Student Wins100K in Science Competition for Cancer Particle
Angela Zhang, 17, makes small stride in fight against cancer
Several high school students have been awarded top honors from the Siemens Foundation's annual high school science competition for their science projects. Topics ranged in everything from Alzheimer’s to cancer to motion technology.
The competition comes down to six individual projects and six team projects. The top team prize went to two students, Cassee Cain and Ziyuan Liu, from Oak Ridge, Tennessee for their research in which they used gaming technology to analyze the motion in walking. The 17-year-olds will share the $100,000 scholarship prize.
The top individual prize went to Angela Zhang, 17, for research she called the "Swiss army knife of cancer treatments" because of the accuracy in which it targets cancer tumors.
According to AP, Zhang designed a particle that improves on current cancer treatments because it delivers a drug directly to tumor cells without affecting non-cancerous cells around it.

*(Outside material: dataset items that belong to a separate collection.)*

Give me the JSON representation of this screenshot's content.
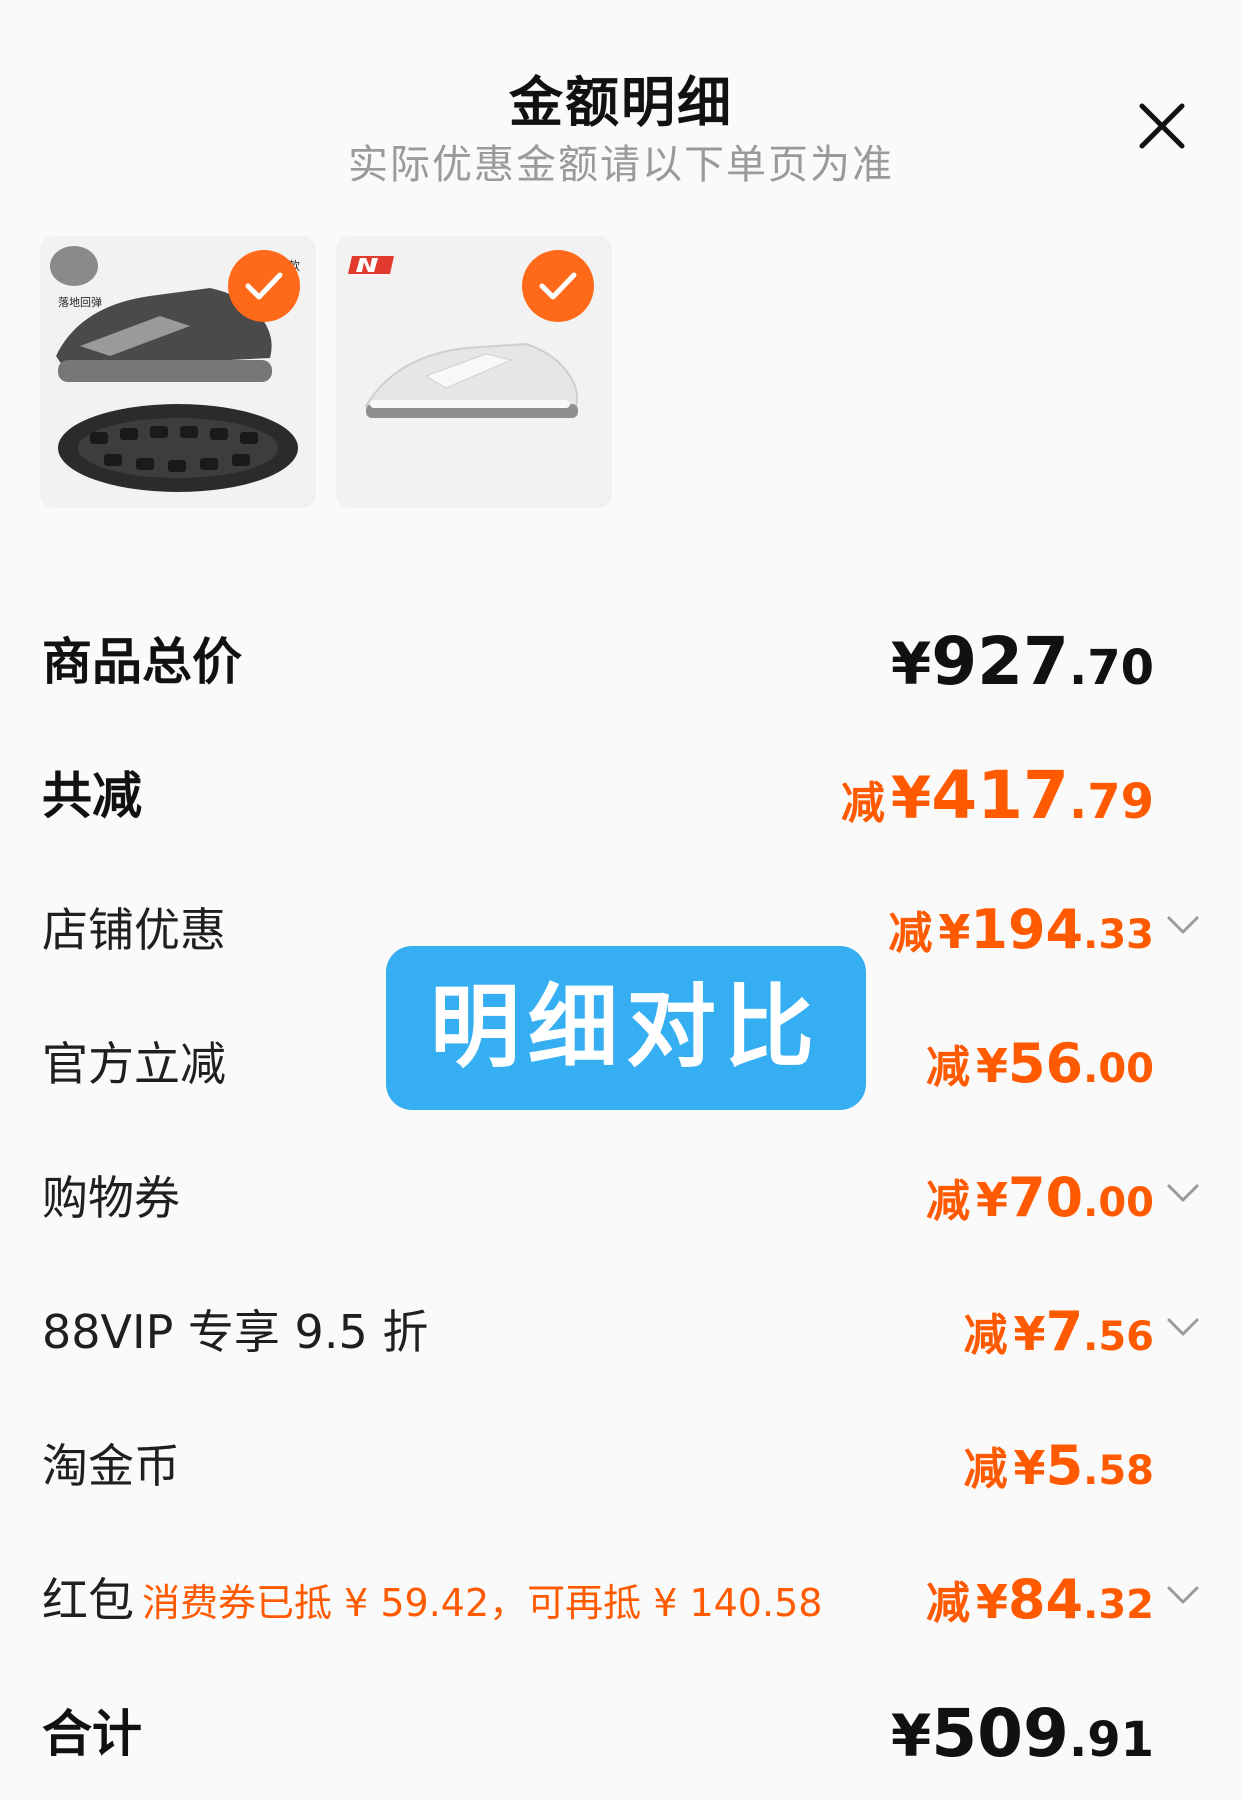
{
  "header": {
    "title": "金额明细",
    "subtitle": "实际优惠金额请以下单页为准"
  },
  "icons": {
    "close": "close-icon",
    "check": "check-icon",
    "chevron": "chevron-down-icon"
  },
  "products": [
    {
      "name": "product-1",
      "selected": true,
      "thumb_text": [
        "落地回弹",
        "款"
      ]
    },
    {
      "name": "product-2",
      "selected": true
    }
  ],
  "rows": {
    "subtotal": {
      "label": "商品总价",
      "currency": "¥",
      "int": "927",
      "dec": ".70"
    },
    "total_discount": {
      "label": "共减",
      "prefix": "减",
      "currency": "¥",
      "int": "417",
      "dec": ".79"
    },
    "shop_discount": {
      "label": "店铺优惠",
      "prefix": "减",
      "currency": "¥",
      "int": "194",
      "dec": ".33"
    },
    "official_discount": {
      "label": "官方立减",
      "prefix": "减",
      "currency": "¥",
      "int": "56",
      "dec": ".00"
    },
    "shopping_voucher": {
      "label": "购物券",
      "prefix": "减",
      "currency": "¥",
      "int": "70",
      "dec": ".00"
    },
    "vip": {
      "label": "88VIP 专享 9.5 折",
      "prefix": "减",
      "currency": "¥",
      "int": "7",
      "dec": ".56"
    },
    "coins": {
      "label": "淘金币",
      "prefix": "减",
      "currency": "¥",
      "int": "5",
      "dec": ".58"
    },
    "redpacket": {
      "label": "红包",
      "note": "消费券已抵 ¥ 59.42，可再抵 ¥ 140.58",
      "prefix": "减",
      "currency": "¥",
      "int": "84",
      "dec": ".32"
    },
    "total": {
      "label": "合计",
      "currency": "¥",
      "int": "509",
      "dec": ".91"
    }
  },
  "overlay": {
    "text": "明细对比"
  },
  "colors": {
    "accent": "#ff5a00",
    "badge": "#36aef2",
    "check": "#ff6a1a"
  }
}
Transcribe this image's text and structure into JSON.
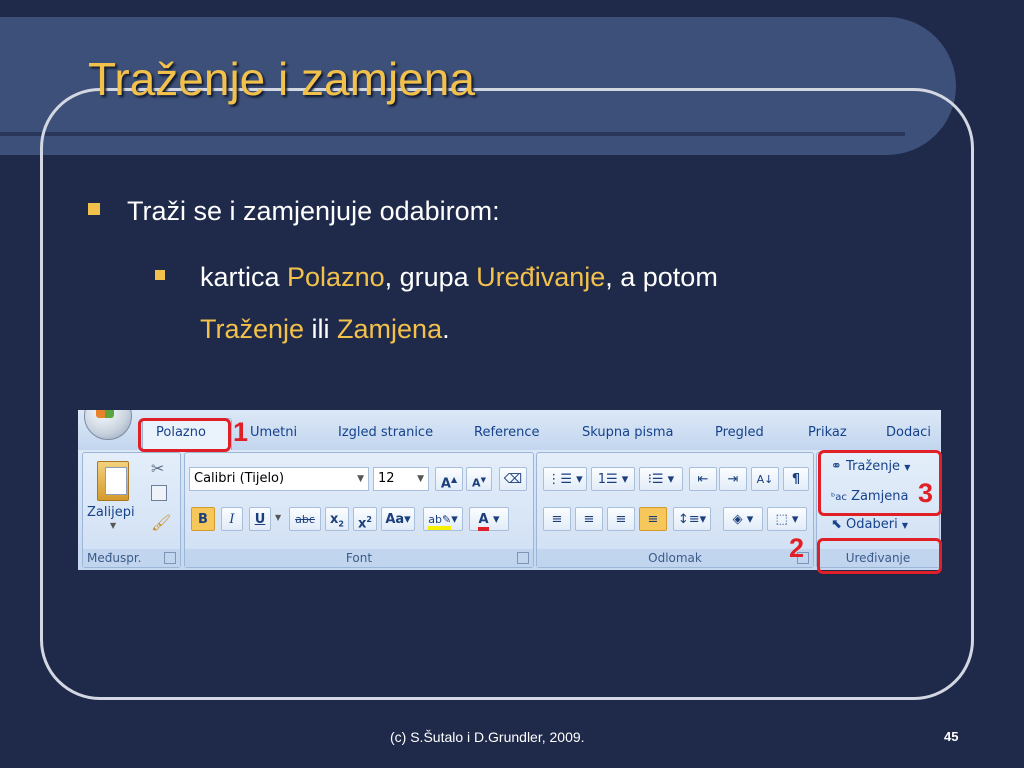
{
  "slide": {
    "title": "Traženje i zamjena",
    "bullet1": "Traži se i zamjenjuje odabirom:",
    "bullet2": {
      "prefix": "kartica ",
      "tab": "Polazno",
      "mid": ", grupa ",
      "group": "Uređivanje",
      "mid2": ", a potom",
      "find": "Traženje",
      "or": " ili ",
      "replace": "Zamjena",
      "end": "."
    },
    "footer": "(c) S.Šutalo i D.Grundler, 2009.",
    "page_number": "45"
  },
  "colors": {
    "accent": "#f2c14c",
    "background": "#1f2a4a",
    "marker": "#e01f26"
  },
  "ribbon": {
    "tabs": [
      "Polazno",
      "Umetni",
      "Izgled stranice",
      "Reference",
      "Skupna pisma",
      "Pregled",
      "Prikaz",
      "Dodaci"
    ],
    "active_tab": "Polazno",
    "clipboard": {
      "paste_label": "Zalijepi",
      "group_label": "Međuspr."
    },
    "font": {
      "font_name": "Calibri (Tijelo)",
      "font_size": "12",
      "group_label": "Font"
    },
    "paragraph": {
      "group_label": "Odlomak"
    },
    "editing": {
      "find": "Traženje",
      "replace": "Zamjena",
      "select": "Odaberi",
      "group_label": "Uređivanje"
    },
    "markers": [
      "1",
      "2",
      "3"
    ]
  }
}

She will receive a $100,000 scholarship for herself. AP reports that Zhang, a senior of Monta Vista High School in California was inspired to pursue the project by her great grandfather’s struggle with liver cancer and her grandfather’s death from lung cancer.
She has said, "I asked, 'Why does this happen. Why does cancer cause death? What are we doing to fix this and what can I do to help?'"
The team scholarship winners got their inspiration from motion detecting video game technology used in dance and fitness games. The seniors from Oak Ridge High hope their software, which analyzes the way a person walks, can ultimately be used to help those who wear prosthetic limbs improve their walk. Many who wear prosthetic limbs have to go to labs for that kind of technology, but this project aims to bring medical help into living rooms.
This is the thirteenth year for The Siemens Foundation’s annual science competition. The advancements are years from being tried on actual patients.